Where to rent a Hanbok

I got mine from Flowery Hanbok as it was recommended by Gina Bear’s Blog. There’s a good selection and it’s right at the beginning of the Hanok village.

They offer a range of services including Hanbok rental, hair braiding and make-up – although for the last two, you have to book them in advance.

The staff there are friendly and speak English, Korean and Mandarin. They help you put the Hanbok on and explain how you wear it. They’re also very patient when you’re choosing!

I was a bit worried about whether they’d have something that would fit me but actually they catered for all sizes.

Another good thing about Flowery Hanbok is that it’s very close to the palaces and folk museum. I felt a little self conscious in my Hanbok so was very grateful at not having to walk very far to get some good pictures.

Tip: If you’re going in winter, make sure you pack some thermals or thick tights to wear underneath.

Hanbok Rental from Flowery Hanbok is as follows:

If you choose a more intricate Hanbok, there is an additional ₩5,000 charge.
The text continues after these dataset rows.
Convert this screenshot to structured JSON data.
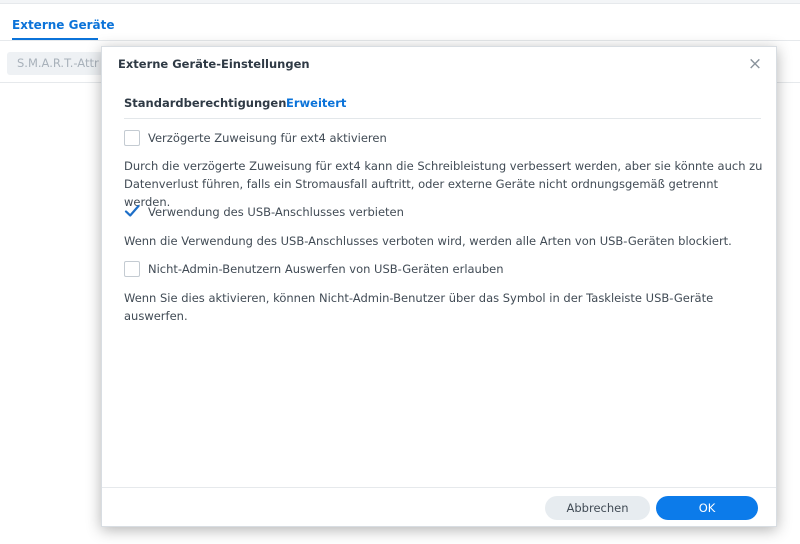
{
  "background": {
    "tab_label": "Externe Geräte",
    "button_label": "S.M.A.R.T.-Attr"
  },
  "dialog": {
    "title": "Externe Geräte-Einstellungen",
    "close_symbol": "×",
    "tabs": [
      {
        "label": "Standardberechtigungen",
        "active": false
      },
      {
        "label": "Erweitert",
        "active": true
      }
    ],
    "options": [
      {
        "label": "Verzögerte Zuweisung für ext4 aktivieren",
        "checked": false,
        "description": "Durch die verzögerte Zuweisung für ext4 kann die Schreibleistung verbessert werden, aber sie könnte auch zu Datenverlust führen, falls ein Stromausfall auftritt, oder externe Geräte nicht ordnungsgemäß getrennt werden."
      },
      {
        "label": "Verwendung des USB-Anschlusses verbieten",
        "checked": true,
        "description": "Wenn die Verwendung des USB-Anschlusses verboten wird, werden alle Arten von USB-Geräten blockiert."
      },
      {
        "label": "Nicht-Admin-Benutzern Auswerfen von USB-Geräten erlauben",
        "checked": false,
        "description": "Wenn Sie dies aktivieren, können Nicht-Admin-Benutzer über das Symbol in der Taskleiste USB-Geräte auswerfen."
      }
    ],
    "buttons": {
      "cancel": "Abbrechen",
      "ok": "OK"
    }
  },
  "colors": {
    "accent": "#0b73d9",
    "ok_button": "#0c7bea",
    "cancel_button": "#e7ecf0",
    "checkmark": "#1e6fc8"
  }
}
It’s also ₩5,000 to have your hair braided. I arrived quite late in the day so decided not to go ahead with the hair braiding, although if I was to visit again, i’d definitely give it a go.

For those travelling solo, or those wanting professional pics, they also have a photographer that you can book.

Sophie in a Hanbok at the folk museum

So what’s it really like wearing Hanbok?

As soon as I stepped outside, I was really self conscious about people staring but actually when I turned the corner towards the palace, I saw so many other people wearing Hanbok that we were almost part of a cool group.

Any doubts about whether I looked silly or was being culturally inappropriate soon disappeared.

Wearing Hanbok in Seoul made me feel very graceful – I thought they were absolutely beautiful. Although what you don’t realise from the pictures is that it as -8C! I had a thick pair of jeans on underneath!

I really enjoyed my time wearing Hanbok but definitely thought that two hours were enough especially due to Flowery Hanbok’s location.

When I got back to Flowery Hanbok, they also had a couple of spots inside the shop where you could take pictures which was very useful.

So would I recommend it? Absolutely!